Many copper parts, especially electrical connectors, terminals, and contacts, are plated, for two main reasons. First, copper oxidizes and tarnishes when exposed to air, and that oxide layer increases electrical contact resistance and can degrade a connection over time. Plating with tin, nickel, or silver preserves a low-resistance, stable contact surface. Tin is common for general connectors, nickel provides a durable barrier and corrosion protection, and silver offers the lowest contact resistance for high-performance electrical interfaces. Second, plating protects the copper from corrosion in service environments where bare copper would degrade. Not every copper part needs plating; bus bars and grounding hardware are sometimes used bare or with a simple anti-oxidation treatment, depending on the environment and customer specification. When you source copper parts in Kalamazoo, specify any plating requirement in the RFQ, because plating adds thickness that affects critical dimensions and typically routes through an outside plating line that adds days to the lead time. If you are unsure whether plating is needed, describe the electrical function and service environment, and the shop can advise based on contact-resistance and corrosion requirements. ManufacturingBase helps you find local suppliers with reliable plating partner access.

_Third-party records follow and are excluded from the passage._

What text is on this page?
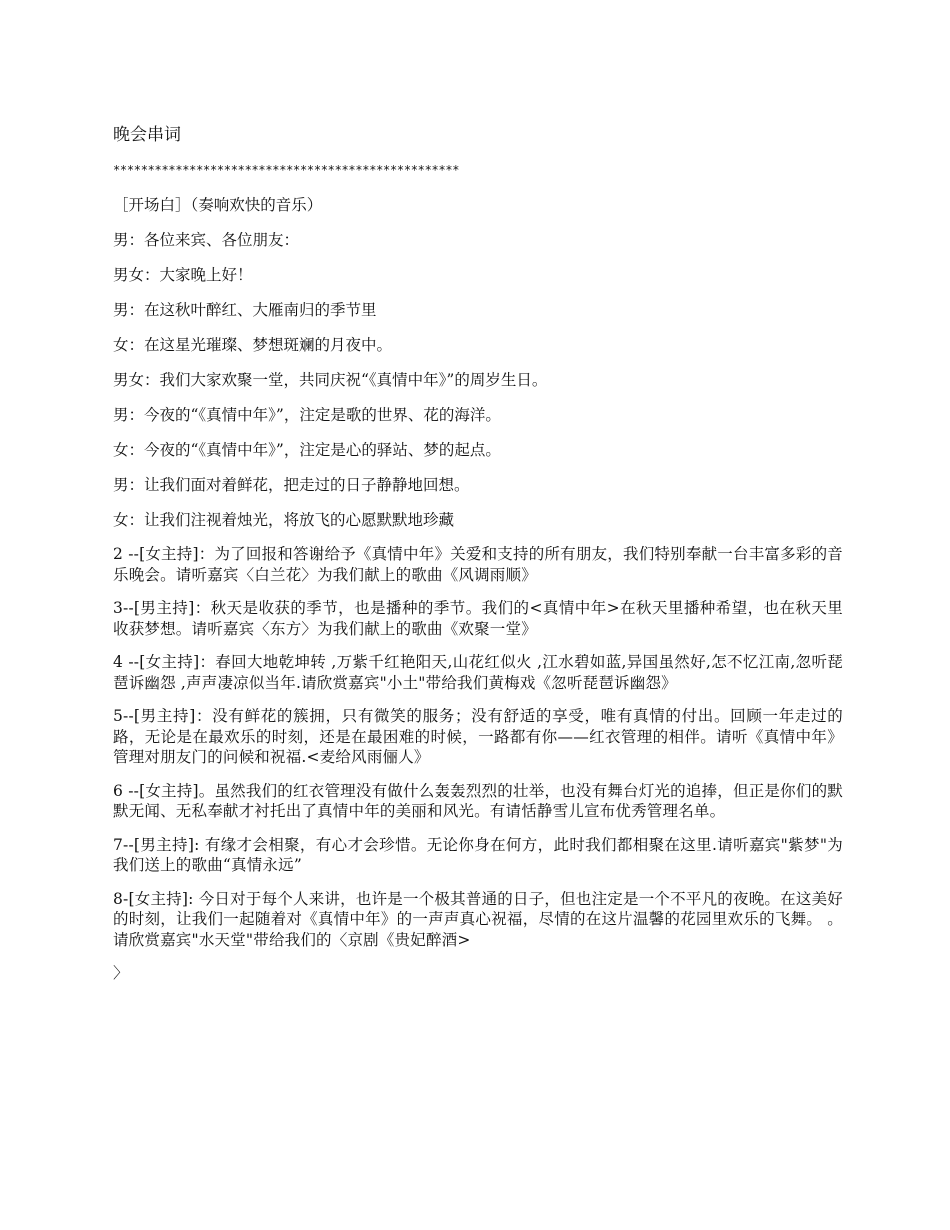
晚会串词
**************************************************
［开场白］（奏响欢快的音乐）
男：各位来宾、各位朋友：
男女：大家晚上好！
男：在这秋叶醉红、大雁南归的季节里
女：在这星光璀璨、梦想斑斓的月夜中。
男女：我们大家欢聚一堂，共同庆祝“《真情中年》”的周岁生日。
男：今夜的“《真情中年》”，注定是歌的世界、花的海洋。
女：今夜的“《真情中年》”，注定是心的驿站、梦的起点。
男：让我们面对着鲜花，把走过的日子静静地回想。
女：让我们注视着烛光，将放飞的心愿默默地珍藏
2 --[女主持]：为了回报和答谢给予《真情中年》关爱和支持的所有朋友，我们特别奉献一台丰富多彩的音乐晚会。请听嘉宾〈白兰花〉为我们献上的歌曲《风调雨顺》
3--[男主持]：秋天是收获的季节，也是播种的季节。我们的<真情中年>在秋天里播种希望，也在秋天里收获梦想。请听嘉宾〈东方〉为我们献上的歌曲《欢聚一堂》
4 --[女主持]：春回大地乾坤转 ,万紫千红艳阳天,山花红似火 ,江水碧如蓝,异国虽然好,怎不忆江南,忽听琵琶诉幽怨 ,声声凄凉似当年.请欣赏嘉宾"小土"带给我们黄梅戏《忽听琵琶诉幽怨》
5--[男主持]：没有鲜花的簇拥，只有微笑的服务；没有舒适的享受，唯有真情的付出。回顾一年走过的路，无论是在最欢乐的时刻，还是在最困难的时候，一路都有你——红衣管理的相伴。请听《真情中年》管理对朋友门的问候和祝福.<麦给风雨俪人》
6 --[女主持]。虽然我们的红衣管理没有做什么轰轰烈烈的壮举，也没有舞台灯光的追捧，但正是你们的默默无闻、无私奉献才衬托出了真情中年的美丽和风光。有请恬静雪儿宣布优秀管理名单。
7--[男主持]: 有缘才会相聚，有心才会珍惜。无论你身在何方，此时我们都相聚在这里.请听嘉宾"紫梦"为我们送上的歌曲“真情永远”
8-[女主持]: 今日对于每个人来讲，也许是一个极其普通的日子，但也注定是一个不平凡的夜晚。在这美好的时刻，让我们一起随着对《真情中年》的一声声真心祝福，尽情的在这片温馨的花园里欢乐的飞舞。 。请欣赏嘉宾"水天堂"带给我们的〈京剧《贵妃醉酒>
〉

Yes. As Kalamazoo's automotive supplier base moves deeper into electrification and vehicle electronics, demand has grown for machined copper components such as bus bars, terminals, grounding hardware, and conductive connectors, and local shops handle this work. The main consideration is grade selection driven by the machining content of the part. For simple bus bars and flat conductive shapes, C110 electrolytic tough pitch copper is usually the workhorse, offering excellent conductivity at reasonable cost. For parts with significant machining, such as intricate connectors or precision conductive components, many shops will recommend Tellurium copper (C145) because it machines far more cleanly while retaining about 90% of pure copper's conductivity, which lowers cost and improves finish. Automotive electrification copper parts frequently require plating, often tin or nickel, to maintain stable low-resistance contacts and resist corrosion, so confirm the shop's plating partner access. Most automotive copper work is covered by ISO 9001 quality systems, with additional traceability or PPAP-style documentation depending on the customer. When sourcing, share the conductivity requirement, machining complexity, and any plating and documentation needs so the shop can recommend the right grade and process. ManufacturingBase lets you filter Kalamazoo suppliers by copper capability and certification.